Magellan Health Inc.
- Company type: Subsidiary
- Traded as: Nasdaq: MGLN
- Industry: Managed health care
- Founded: 1969; 57 years ago
- Headquarters: Phoenix, Arizona, United States
- Key people: Derrick A. Duke (CEO)
- Revenue: US$ 4.6 billion (FY 2020)
- Net income: US$ 4.0 million (FY 2020)
- Total assets: US$ 1.14 billion (FY 2020)
- Number of employees: 9,092 (2021)
- Parent: Centene Corporation
- Website: www.magellanhealth.com

= Magellan Health =

Managed health care company

Magellan Health Inc. (formerly Magellan Health Services Inc.), is an American for-profit managed health care company and subsidiary of Centene that focuses on special populations and other specialty areas of healthcare. Magellan's customers include health plans and other managed care organizations, employers, labor unions, various military and governmental agencies and third-party administrators. It ranked 390 on the Fortune 500 in 2021.

== History ==
The company began as the psychiatric hospital chain Charter Medical, headquartered in Macon, Georgia. In 1992, the company filed for Chapter 11 bankruptcy, stemming from debt incurred as a result of the 1988 management-led takeover.

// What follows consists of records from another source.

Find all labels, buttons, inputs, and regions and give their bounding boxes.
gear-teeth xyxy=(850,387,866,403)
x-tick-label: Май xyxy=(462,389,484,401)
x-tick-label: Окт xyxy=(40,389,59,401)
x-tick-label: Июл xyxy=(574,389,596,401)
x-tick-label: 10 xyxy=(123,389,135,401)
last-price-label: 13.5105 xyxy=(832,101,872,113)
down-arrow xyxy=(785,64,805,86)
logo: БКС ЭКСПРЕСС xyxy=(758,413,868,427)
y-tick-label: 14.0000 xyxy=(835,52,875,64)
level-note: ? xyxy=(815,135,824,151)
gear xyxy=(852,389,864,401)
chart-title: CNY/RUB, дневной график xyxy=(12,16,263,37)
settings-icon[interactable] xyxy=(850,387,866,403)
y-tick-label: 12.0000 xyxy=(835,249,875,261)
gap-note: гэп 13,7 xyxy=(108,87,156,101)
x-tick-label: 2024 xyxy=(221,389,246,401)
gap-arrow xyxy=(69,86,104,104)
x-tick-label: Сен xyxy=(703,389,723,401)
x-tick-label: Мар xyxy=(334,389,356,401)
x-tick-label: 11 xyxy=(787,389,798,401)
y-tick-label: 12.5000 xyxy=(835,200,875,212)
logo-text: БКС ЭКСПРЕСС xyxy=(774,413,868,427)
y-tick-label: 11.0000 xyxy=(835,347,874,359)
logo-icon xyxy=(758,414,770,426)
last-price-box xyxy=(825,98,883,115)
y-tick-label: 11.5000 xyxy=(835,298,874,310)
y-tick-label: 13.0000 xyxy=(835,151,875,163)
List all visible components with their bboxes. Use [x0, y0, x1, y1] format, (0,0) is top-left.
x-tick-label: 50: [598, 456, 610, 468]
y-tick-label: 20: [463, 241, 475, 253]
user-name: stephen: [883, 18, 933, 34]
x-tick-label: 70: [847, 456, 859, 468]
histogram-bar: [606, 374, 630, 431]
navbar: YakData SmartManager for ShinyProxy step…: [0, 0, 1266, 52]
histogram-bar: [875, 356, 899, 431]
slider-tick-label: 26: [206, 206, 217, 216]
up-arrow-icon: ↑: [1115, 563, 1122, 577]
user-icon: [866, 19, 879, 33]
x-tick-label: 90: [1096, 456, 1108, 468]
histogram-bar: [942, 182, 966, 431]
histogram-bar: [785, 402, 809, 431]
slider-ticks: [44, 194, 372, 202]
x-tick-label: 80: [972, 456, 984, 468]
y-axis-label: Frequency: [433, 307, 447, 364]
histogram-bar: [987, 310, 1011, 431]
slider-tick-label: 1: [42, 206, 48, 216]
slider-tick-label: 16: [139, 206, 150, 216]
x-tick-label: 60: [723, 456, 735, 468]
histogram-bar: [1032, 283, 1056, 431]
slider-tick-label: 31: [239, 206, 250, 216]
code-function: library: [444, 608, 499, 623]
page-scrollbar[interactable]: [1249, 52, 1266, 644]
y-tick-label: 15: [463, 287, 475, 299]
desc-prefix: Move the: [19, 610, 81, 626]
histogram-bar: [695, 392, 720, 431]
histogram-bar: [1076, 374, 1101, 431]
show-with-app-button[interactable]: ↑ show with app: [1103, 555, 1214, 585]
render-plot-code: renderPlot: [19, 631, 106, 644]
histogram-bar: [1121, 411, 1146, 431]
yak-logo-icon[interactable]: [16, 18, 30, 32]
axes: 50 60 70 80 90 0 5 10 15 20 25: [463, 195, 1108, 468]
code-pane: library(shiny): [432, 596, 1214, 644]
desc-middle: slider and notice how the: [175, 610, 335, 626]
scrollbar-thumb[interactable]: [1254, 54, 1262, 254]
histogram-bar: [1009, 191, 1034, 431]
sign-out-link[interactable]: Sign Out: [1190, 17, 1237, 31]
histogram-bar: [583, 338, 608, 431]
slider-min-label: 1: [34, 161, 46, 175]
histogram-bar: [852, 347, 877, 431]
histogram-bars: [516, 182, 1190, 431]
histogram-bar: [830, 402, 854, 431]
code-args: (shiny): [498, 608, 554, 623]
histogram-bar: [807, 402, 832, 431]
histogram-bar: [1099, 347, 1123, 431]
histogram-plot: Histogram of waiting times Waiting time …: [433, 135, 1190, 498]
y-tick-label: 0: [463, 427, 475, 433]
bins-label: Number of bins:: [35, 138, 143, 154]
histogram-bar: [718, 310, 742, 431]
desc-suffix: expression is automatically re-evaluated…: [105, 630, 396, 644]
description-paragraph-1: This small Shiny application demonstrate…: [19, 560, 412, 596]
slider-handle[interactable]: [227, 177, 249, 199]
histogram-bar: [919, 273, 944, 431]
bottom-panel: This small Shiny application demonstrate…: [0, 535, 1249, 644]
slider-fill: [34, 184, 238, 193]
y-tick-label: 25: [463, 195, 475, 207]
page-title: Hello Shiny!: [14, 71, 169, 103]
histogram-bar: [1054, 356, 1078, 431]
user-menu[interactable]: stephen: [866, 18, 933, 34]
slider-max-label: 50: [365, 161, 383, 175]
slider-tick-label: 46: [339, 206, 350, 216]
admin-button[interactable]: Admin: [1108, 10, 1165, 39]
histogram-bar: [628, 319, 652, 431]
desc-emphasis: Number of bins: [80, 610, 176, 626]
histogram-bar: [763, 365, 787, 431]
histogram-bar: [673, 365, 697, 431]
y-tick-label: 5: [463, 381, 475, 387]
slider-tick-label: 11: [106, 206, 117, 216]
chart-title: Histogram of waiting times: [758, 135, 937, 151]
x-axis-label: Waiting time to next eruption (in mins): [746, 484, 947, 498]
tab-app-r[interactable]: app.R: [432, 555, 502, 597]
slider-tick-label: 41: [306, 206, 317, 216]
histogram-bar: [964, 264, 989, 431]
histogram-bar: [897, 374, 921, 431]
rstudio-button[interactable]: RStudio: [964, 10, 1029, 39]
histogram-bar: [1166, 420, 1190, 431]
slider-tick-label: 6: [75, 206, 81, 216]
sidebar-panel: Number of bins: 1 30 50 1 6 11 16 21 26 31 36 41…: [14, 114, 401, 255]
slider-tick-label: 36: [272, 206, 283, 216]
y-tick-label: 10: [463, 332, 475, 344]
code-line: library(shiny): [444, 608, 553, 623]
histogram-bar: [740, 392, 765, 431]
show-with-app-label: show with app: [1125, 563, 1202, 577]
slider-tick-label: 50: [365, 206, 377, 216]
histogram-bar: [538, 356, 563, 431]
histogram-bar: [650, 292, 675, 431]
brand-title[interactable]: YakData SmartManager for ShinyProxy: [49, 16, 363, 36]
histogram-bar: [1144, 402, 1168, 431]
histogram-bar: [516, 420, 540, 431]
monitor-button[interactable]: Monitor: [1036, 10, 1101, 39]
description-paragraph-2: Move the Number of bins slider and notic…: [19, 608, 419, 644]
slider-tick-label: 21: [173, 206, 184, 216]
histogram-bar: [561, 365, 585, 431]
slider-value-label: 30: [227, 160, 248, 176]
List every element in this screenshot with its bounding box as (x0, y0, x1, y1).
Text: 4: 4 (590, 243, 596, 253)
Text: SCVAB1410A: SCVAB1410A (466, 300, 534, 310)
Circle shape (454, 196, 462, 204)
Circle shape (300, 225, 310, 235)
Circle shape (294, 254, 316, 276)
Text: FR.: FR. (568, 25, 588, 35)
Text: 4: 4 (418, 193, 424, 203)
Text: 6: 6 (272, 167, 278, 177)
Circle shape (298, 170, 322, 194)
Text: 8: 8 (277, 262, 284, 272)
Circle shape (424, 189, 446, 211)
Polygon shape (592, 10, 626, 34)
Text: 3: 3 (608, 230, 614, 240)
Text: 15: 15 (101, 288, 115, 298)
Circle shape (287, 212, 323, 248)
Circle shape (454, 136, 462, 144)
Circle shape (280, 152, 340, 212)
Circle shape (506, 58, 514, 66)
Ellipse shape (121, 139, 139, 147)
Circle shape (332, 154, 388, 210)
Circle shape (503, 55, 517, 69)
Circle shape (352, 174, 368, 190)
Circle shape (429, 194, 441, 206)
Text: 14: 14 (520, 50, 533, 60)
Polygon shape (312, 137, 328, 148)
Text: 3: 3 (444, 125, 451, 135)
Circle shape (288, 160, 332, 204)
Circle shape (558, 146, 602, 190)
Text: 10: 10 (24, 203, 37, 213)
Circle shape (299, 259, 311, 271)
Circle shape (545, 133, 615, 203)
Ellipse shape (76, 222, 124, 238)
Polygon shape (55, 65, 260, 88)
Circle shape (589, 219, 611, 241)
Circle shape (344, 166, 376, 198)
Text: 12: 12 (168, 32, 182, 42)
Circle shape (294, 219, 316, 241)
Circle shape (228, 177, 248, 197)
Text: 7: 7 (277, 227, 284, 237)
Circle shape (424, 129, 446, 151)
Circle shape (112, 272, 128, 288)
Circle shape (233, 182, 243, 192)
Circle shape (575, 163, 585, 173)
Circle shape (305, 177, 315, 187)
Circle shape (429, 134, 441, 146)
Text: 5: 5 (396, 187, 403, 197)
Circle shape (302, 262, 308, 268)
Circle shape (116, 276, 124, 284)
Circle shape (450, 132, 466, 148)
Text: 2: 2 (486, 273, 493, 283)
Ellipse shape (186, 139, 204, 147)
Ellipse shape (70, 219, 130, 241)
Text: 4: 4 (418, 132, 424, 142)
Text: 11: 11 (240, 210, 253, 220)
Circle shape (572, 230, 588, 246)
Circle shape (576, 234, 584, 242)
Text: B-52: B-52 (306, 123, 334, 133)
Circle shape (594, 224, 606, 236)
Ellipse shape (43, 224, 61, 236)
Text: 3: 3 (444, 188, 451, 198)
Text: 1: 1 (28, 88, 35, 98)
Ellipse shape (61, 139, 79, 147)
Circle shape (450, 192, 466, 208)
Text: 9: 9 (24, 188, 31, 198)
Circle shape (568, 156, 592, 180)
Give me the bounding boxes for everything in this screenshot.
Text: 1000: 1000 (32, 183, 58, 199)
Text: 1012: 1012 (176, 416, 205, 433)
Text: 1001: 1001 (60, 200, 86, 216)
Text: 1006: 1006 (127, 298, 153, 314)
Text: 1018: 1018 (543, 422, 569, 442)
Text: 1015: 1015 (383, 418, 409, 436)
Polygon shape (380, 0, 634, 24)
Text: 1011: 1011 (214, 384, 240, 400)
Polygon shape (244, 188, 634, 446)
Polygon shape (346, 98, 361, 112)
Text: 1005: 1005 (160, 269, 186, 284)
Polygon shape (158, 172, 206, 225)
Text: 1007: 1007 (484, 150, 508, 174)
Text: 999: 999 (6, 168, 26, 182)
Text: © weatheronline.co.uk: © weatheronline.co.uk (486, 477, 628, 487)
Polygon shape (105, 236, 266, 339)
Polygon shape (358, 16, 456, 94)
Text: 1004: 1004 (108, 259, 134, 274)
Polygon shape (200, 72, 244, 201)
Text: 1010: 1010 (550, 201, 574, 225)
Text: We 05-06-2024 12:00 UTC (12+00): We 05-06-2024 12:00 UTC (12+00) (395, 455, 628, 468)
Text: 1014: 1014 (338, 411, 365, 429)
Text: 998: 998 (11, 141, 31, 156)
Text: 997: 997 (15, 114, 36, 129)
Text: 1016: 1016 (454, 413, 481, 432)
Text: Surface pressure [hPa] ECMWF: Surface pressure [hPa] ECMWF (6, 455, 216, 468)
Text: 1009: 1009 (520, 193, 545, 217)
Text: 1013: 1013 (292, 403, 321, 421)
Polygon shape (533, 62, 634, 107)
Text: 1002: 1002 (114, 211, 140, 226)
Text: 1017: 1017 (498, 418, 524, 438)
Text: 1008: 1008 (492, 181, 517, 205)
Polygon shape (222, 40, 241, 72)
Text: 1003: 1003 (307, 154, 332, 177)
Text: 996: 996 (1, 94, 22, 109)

After recovering from bankruptcy, it moved its headquarters to Atlanta in 1994. Acquiring a major stake in Green Spring Health Services Inc., a managed care company based in Columbia, Maryland, the company re-structured into a new holding company, changing its name to Magellan Health Services. In 1997, Magellan entered the behavioral health managed care business by acquiring Human Affairs International and Merit Behavioral Care. In 1999 the company moved to Green Spring's old headquarters in Columbia, Maryland. In 2004, the company headquarters moved to Connecticut. In 2014, the company moved its headquarters from Connecticut to Arizona.

Magellan sold its managed care division to Molina Healthcare in 2018. On January 4, 2021, it was announced Centene Corporation would acquire the company for $2.2 billion. On January 4, 2022, the acquisition was completed.

Centene divested Magellan Rx in 2022 to Prime Therapeutics. Centene announced the sale of Magellan Specialty Health to Evolvent Health in 2022.